Pesquisar este blog

terça-feira, 27 de janeiro de 2015

O Fracassado

O fracassado

O velho revolucionário fechava os seus olhos que faiscaram como vaga-lumes irrequietos durante um bom tempo. Olhos que eram para os despossuídos e explorados, como duas estrelas gêmeas que possuíam a magia de trazer o céu para o duro chão do mundo. Era um dia frio, irmanado com o flog, tão comum em um dia inglês, nada propício para um grande viagem, mas suas pálpebras pesavam, sentia o cansaço, o peso do mundo. No entanto, fecharia seus olhos serenamente, apesar de tantos livros que ainda deveria escrever e das lutas que deveria travar. Não gritaria contra o destino como Prometeu, seu mito predileto, e nem daria um soco no ar, como fez Beethoven, em noite de tempestade, nos derradeiros momentos de existência mundana.

Valeu à pena uma vida de dificuldades financeiras, expulsões de vários países europeus, uma dedicação férrea a uma causa que o fez esquecer que seus filhos passavam dificuldades alimentares? Ao seu leito, com um sorriso que nunca desapareceu do seu rosto, Jenny segurava a sua mão, e, naquele momento, teve a impressão  que esse sorriso resignado lhe  atingia como uma leve bofetada, uma declaração gentil e amorosa do seu fracasso como esposo e pai.

Morreria como um fracassado, ladeado pelo amor de poucas pessoas, as quais não lhes deu a devida atenção merecida? Onde estavam os companheiros, os trabalhadores, pelo quais dedicou quase toda a sua vida? Seria a sina de alguns judeus que ousaram desafiar a ordem preestabelecida, como foi o caso do Nazareno, que morreu agonizando em uma cruz, pobre como Jó, lamentado apenas pelas três Marias? Seria uma maldição lançada contra quem se dedicou à arte do pensar, como foi o caso de Sócrates que viveu na indigência, sustentado por admiradores e amigos?

A sua respiração era inconstante como ondas marítimas que vão e voltam. Ah...as ondas... Essas gigantes marítimas  o fizeram lembrar de outro fracassado que morreu esquecido, depois de ter descoberto a América, um intrépido aventureiro chamado Cristóvão Colombo, que ousou desafiar os mares do medo e do preconceito. 

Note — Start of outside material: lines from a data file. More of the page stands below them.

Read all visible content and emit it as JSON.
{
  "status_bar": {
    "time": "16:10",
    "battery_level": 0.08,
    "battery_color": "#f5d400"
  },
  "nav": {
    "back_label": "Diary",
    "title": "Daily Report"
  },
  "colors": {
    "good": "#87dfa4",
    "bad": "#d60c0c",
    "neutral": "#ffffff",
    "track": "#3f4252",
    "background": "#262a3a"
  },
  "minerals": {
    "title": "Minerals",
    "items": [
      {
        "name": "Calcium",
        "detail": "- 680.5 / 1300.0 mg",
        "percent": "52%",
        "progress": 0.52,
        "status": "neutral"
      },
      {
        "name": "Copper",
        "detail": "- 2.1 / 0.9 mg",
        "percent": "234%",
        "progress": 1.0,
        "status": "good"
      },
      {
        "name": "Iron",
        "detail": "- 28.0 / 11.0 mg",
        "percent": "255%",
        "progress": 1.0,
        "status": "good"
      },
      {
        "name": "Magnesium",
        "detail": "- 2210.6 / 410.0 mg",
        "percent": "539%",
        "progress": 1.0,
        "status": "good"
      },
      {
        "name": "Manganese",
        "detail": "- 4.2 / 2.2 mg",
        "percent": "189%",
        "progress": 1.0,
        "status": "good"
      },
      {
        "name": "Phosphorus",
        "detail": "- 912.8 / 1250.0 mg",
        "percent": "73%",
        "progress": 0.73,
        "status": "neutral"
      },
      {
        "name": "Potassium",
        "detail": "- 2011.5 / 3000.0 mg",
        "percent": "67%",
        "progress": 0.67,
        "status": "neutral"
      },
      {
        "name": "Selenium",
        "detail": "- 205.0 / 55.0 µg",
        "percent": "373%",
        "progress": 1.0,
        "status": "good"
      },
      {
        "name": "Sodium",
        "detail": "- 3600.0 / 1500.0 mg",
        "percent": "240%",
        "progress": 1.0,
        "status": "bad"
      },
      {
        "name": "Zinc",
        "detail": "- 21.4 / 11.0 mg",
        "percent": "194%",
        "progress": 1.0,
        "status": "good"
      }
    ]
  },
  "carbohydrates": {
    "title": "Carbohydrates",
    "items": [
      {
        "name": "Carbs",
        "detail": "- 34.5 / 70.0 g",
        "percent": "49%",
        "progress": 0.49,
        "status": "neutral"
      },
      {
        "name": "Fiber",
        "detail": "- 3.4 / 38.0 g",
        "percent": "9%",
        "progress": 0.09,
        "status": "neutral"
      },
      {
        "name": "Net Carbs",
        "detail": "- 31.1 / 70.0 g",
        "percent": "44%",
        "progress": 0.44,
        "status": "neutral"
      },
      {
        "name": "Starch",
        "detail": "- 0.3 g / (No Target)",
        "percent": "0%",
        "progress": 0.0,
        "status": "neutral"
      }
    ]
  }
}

Não era tão ruim ser um fracassado, pensou. Estava bem acompanhado por fracassados que mudaram o mundo para melhor. Não era um crente e não acreditava em religiões, mas como esquecer Francisco de Assis, um fidalgo rico que preferiu viver na pobreza como um fracassado? Um ato de loucura ou uma sublime imitação do seu Mestre Jesus?

Nesse momento ímpar da sua existência, no crepúsculo magenta do vôo da coruja, sabia que, na maioria das vezes, o pão e o vinho estiveram ausentes da sua mesa, no entanto, em compensação, as palavras eram abundantes e generosas como o sol do amanhecer, e na regência da sua batuta, elas bailavam em frases e parágrafos exuberantes. Escrevera muitas páginas sobre a filosofia dialética, denunciando individualismo possessivo, a exploração das pessoas e a necessidade de um devir harmônico, baseado na solidariedade. Mas era forçoso reconhecer que na sua simplicidade discursiva, o Nazareno foi transcendente, percebendo que o motor da dialética é a busca constante pela igualdade, e quando disse que "os humildes herdarão a terra", não falava em uma sociedade de iguais, de vida comum, um comum(ismo)?

O velho filosofo, depois de um longo suspiro, fechou os olhos, levando a certeza que não fracassou, mas que o seu trabalho, sua luta, apenas lhe despojou das riquezas efêmeras, ensinando-lhe a virtude da humildade igualitária.